Planification de la mise en liberté
La délinquante aura élaboré un plan de mise en liberté pendant la thérapie pour délinquantes sexuelles. Ce plan fera l'objet de discussions avec l'agent chargé du cas, le psychologue de l'établissement et l'expert désigné à l'administration centrale pour les délinquantes sexuelles. Peuvent également participer à l'élaboration de ce plan l'agent qui sera chargé du cas dans la collectivité, une représentante de la Société Elizabeth-Fry, un psychologue qui travaille dans la collectivité, des groupes de soutien, la maison de transition où sera placée la délinquante à sa sortie, des employeurs et des membres de la famille de la délinquante. Autant dans la composante d'autogestion du plan correctionnel que dans les réunions avec l'agent chargé du cas, aucun effort ne doit être ménagé pour que ces plans soient réalistes et concrets ainsi qu'applicable à sa communauté.
Le psychologue en poste dans la collectivité sera appelé à rencontrer la délinquante et l'équipe de gestion de cas en établissement avant la mise en liberté. L'expert désigné à l'administration centrale pour les délinquantes sexuelles, continuera d'être consulté à la surveillance des délinquantes sexuelles.
Phase 4
Surveillance dans la collectivité
L'expert désigné à l'administration centrale pour les délinquantes sexuelles, tiendra des conférences de cas avec l'agent chargé du cas et le psychologue de la collectivité à tous les trois ou six mois ou lorsque les facteurs de risque changeront considérablement.
L'agent chargé du cas dans la collectivité et le psychologue en poste dans la collectivité devraient recevoir une description très détaillée des progrès réalisés pendant la thérapie pour délinquantes sexuelles et au cours de la participation à divers programmes ainsi qu'un rapport sur le rendement de la délinquante en établissement. Étant donné que le risque est un facteur dynamique, un certain nombre de facteurs peuvent influer sur la gestion du risque.
La délinquante a-t-elle suivi jusqu'au bout la thérapie pour délinquantes sexuelles ?
Peut-elle décrire la progression de son délit ?
A-t-elle élaboré un plan concret de prévention des rechutes ?
Peut-elle reconnaître les situations qui présentent un risque élevé ?

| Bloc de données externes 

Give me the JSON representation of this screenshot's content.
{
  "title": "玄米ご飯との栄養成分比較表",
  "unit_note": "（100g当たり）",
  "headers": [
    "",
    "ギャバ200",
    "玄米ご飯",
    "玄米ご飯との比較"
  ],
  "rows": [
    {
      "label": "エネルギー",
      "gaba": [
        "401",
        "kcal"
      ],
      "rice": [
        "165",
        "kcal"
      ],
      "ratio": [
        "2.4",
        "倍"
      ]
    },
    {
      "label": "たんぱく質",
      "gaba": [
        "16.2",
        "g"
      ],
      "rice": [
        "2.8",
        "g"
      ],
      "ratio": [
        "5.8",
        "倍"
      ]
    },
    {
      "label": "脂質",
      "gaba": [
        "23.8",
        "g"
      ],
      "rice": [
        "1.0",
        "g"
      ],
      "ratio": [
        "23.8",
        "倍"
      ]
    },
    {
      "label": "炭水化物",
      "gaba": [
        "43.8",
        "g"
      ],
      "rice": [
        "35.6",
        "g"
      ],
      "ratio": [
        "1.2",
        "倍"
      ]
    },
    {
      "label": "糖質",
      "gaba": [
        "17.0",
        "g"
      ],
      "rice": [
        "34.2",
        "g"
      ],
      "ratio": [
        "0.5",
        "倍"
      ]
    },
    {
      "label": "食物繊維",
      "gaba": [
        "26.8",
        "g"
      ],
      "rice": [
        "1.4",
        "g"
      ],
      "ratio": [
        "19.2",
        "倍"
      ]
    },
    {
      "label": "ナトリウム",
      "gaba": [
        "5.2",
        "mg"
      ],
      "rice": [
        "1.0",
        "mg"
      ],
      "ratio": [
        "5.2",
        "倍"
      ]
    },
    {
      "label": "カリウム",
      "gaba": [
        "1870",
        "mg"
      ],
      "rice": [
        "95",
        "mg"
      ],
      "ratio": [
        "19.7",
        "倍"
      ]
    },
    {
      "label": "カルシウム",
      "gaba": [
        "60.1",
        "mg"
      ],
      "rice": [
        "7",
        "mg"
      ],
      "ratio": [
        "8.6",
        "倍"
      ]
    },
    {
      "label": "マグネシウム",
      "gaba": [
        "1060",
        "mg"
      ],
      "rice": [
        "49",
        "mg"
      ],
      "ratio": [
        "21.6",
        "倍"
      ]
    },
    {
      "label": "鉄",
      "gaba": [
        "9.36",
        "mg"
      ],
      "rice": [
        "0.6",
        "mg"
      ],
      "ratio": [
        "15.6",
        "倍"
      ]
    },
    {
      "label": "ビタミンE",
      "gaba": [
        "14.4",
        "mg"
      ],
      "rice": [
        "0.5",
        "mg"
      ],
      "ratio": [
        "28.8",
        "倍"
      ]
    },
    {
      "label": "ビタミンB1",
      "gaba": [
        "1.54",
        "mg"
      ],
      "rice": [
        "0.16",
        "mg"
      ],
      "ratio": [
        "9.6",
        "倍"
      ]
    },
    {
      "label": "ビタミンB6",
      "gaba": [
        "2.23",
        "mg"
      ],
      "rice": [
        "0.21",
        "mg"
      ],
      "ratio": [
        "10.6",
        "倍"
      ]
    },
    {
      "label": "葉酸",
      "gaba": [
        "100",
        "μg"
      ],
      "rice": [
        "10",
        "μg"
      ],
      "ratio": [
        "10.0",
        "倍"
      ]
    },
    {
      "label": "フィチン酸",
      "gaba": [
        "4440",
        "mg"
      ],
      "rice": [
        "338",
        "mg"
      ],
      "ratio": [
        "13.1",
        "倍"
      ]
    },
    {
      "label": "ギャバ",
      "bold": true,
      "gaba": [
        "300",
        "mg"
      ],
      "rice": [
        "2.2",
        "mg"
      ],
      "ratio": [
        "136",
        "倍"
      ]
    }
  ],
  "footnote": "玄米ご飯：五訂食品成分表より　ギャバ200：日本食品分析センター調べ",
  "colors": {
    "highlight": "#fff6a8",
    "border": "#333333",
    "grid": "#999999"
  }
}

A-t-elle des stratégies concrètes pour réagir dans chaque cas ?
Est-elle en train de rétablir un rapport douteux ?
Participe-t-elle à la composante de maintien des acquis pour délinquantes sexuelles dans la collectivité ?
Se plie-t-elle aux conditions de la thérapie dans la collectivité ?
Se plie-t-elle aux conditions de la surveillance dans la collectivité ?
Des réponses négatives à ces questions laissent transparaître l'existence de problèmes à résoudre pour gérer le risque de récidive.